Desire and Intimate Earthquakes: Jungian Perspectives on Marriage
Lecture. It is difficult to imagine anywhere a person who does not say “I love you” to their partner on their wedding day. However, as time marches on some partners then say “I don’t love you anymore.” Some partners say “I love you” but their desire is really somewhere else or with someone else. Some say there is no more love yet remain together. And some say nothing at all and assume what was said on their wedding day is enough.
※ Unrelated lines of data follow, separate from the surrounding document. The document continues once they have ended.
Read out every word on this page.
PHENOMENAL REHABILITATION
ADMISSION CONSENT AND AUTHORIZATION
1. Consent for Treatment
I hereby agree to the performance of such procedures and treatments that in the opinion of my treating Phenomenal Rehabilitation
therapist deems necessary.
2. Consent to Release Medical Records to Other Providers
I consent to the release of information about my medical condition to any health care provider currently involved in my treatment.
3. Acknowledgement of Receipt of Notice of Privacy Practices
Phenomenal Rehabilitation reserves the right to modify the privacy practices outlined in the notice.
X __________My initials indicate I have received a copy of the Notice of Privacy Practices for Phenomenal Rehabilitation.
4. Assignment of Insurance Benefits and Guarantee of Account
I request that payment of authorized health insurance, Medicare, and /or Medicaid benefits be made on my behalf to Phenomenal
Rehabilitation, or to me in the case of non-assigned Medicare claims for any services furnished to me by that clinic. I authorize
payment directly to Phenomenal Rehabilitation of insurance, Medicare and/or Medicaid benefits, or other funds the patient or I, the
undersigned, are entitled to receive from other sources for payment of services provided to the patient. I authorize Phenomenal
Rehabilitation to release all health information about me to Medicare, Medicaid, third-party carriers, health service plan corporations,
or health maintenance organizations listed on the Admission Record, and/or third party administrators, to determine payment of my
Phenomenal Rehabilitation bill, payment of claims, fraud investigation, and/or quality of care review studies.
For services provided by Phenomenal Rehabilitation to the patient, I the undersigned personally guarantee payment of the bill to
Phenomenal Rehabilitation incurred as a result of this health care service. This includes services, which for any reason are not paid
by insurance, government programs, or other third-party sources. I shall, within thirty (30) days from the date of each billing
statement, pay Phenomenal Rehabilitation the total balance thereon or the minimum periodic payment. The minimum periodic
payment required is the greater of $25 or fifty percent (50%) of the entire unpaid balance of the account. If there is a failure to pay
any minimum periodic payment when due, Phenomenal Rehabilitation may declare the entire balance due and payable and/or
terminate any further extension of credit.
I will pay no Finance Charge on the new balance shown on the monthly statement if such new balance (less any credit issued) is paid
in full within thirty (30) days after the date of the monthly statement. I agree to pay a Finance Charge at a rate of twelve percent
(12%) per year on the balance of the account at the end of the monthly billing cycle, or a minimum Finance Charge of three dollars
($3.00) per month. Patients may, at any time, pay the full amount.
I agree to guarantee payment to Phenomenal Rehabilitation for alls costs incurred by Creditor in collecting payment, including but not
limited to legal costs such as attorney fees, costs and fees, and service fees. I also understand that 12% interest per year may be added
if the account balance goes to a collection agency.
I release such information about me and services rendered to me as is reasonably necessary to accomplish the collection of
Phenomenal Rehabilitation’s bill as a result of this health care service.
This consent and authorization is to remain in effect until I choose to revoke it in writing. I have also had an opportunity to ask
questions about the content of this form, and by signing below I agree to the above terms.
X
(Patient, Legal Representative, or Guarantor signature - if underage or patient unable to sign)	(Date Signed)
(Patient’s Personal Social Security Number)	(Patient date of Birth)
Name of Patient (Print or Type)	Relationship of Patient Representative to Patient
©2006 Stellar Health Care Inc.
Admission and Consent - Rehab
Given the many and varied answers to desire and love in marriage, Jane has developed her talk to engage the participants with the opportunity to reflect on the work of C.G. Jung’s sense of Marriage as a Psychological and Non-Psychological Relationship, Adolf Guggenbuhl-Craig’s Psychology of Marriage as a Relationship of Well-Being and/or Salvation and a look at marriage within soul through the lens known as Psychology as the Discipline of Interiority, specifically, as seen in the work of Wolfgang Giegerich and Josep Maria Moreno Alavedra.
Jane Smith-Eivemark RP, D.Min., Diploma Analytic
Jane’s interest in marriage began as she reflected upon her parents’ relationship as a child. With questions such as “Who is the truth teller here?” and “What made things really work?” she learned a foundation for questions that have been central to her inquiries psychologically – in marriage and more broadly in life.